Contests for state legislatures usually dwell in a media twilight - some local attention, but little national interest. This year, presumably, they'll get even less column space and air time with the presidential klieg lights on. But that may not be the case.
True, these races are often dulled by a plethora of unopposed incumbents. In Massachusetts, for example, 21 of the 40 state Senate contests have only one contestant. In the lower chamber, 93 incumbents have a free ride, out of 160 seats. But the number of uncontested races was considerably higher two years ago.
In fact, state legislative elections generally are showing new vigor in 2000. There's a one-word explanation: redistricting. State lawmakers elected this fall will use new census data to redraw state and congressional district lines.

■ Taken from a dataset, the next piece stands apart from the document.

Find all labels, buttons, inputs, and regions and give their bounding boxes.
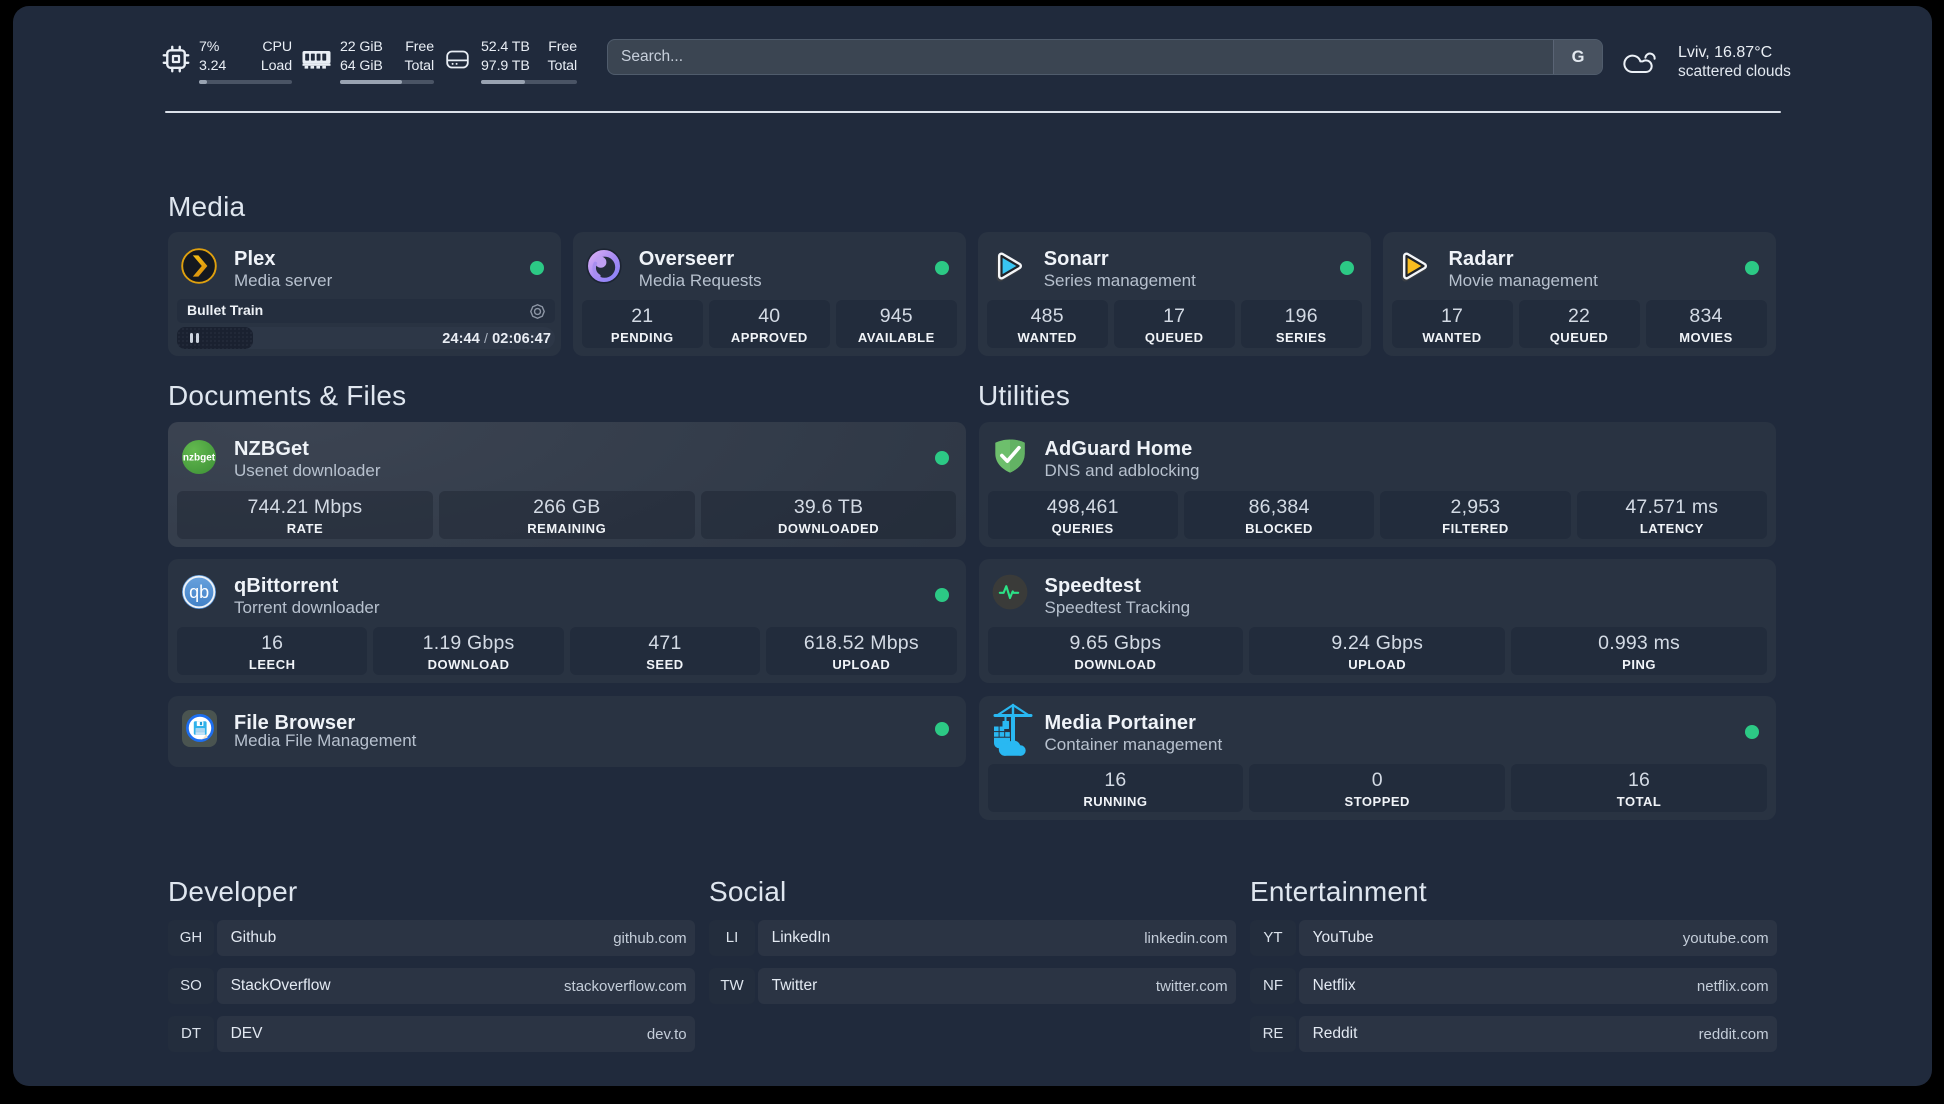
svg-text:qb: qb: [189, 582, 209, 602]
svg-text:nzbget: nzbget: [183, 452, 216, 463]
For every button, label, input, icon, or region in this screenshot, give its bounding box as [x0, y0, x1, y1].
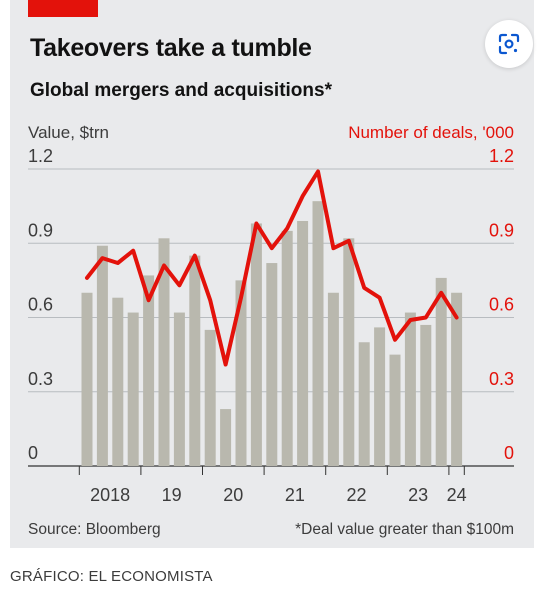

In essence, they'll have a large hand in setting the course of American politics for the next 10 years. That prospect gets the partisan juices flowing, and it should spark voter interest in these races.
Also important are the issues tumbling into state legislatures. These include traditional, but ever potent, fare like property-tax reform, education funding, and highway repair. Many legislatures face economically critical decisions, such as whether to tax Internet commerce.
Experts who track state politics see a broad historical trend toward more hotly contested races. Decades ago, Southern legislatures were bastions of Democratic power, with incumbents-for-life the rule. The West was sewn up by the Republicans. Today, those old fiefdoms are gone. Nationwide, 19 state legislatures are controlled by Democrats, 18 by the GOP, and 12 are split between them. More third-party candidates are running as well.
So state races, while often in the shadows to the media, are in fact catching the eye of more voters - as indeed they should.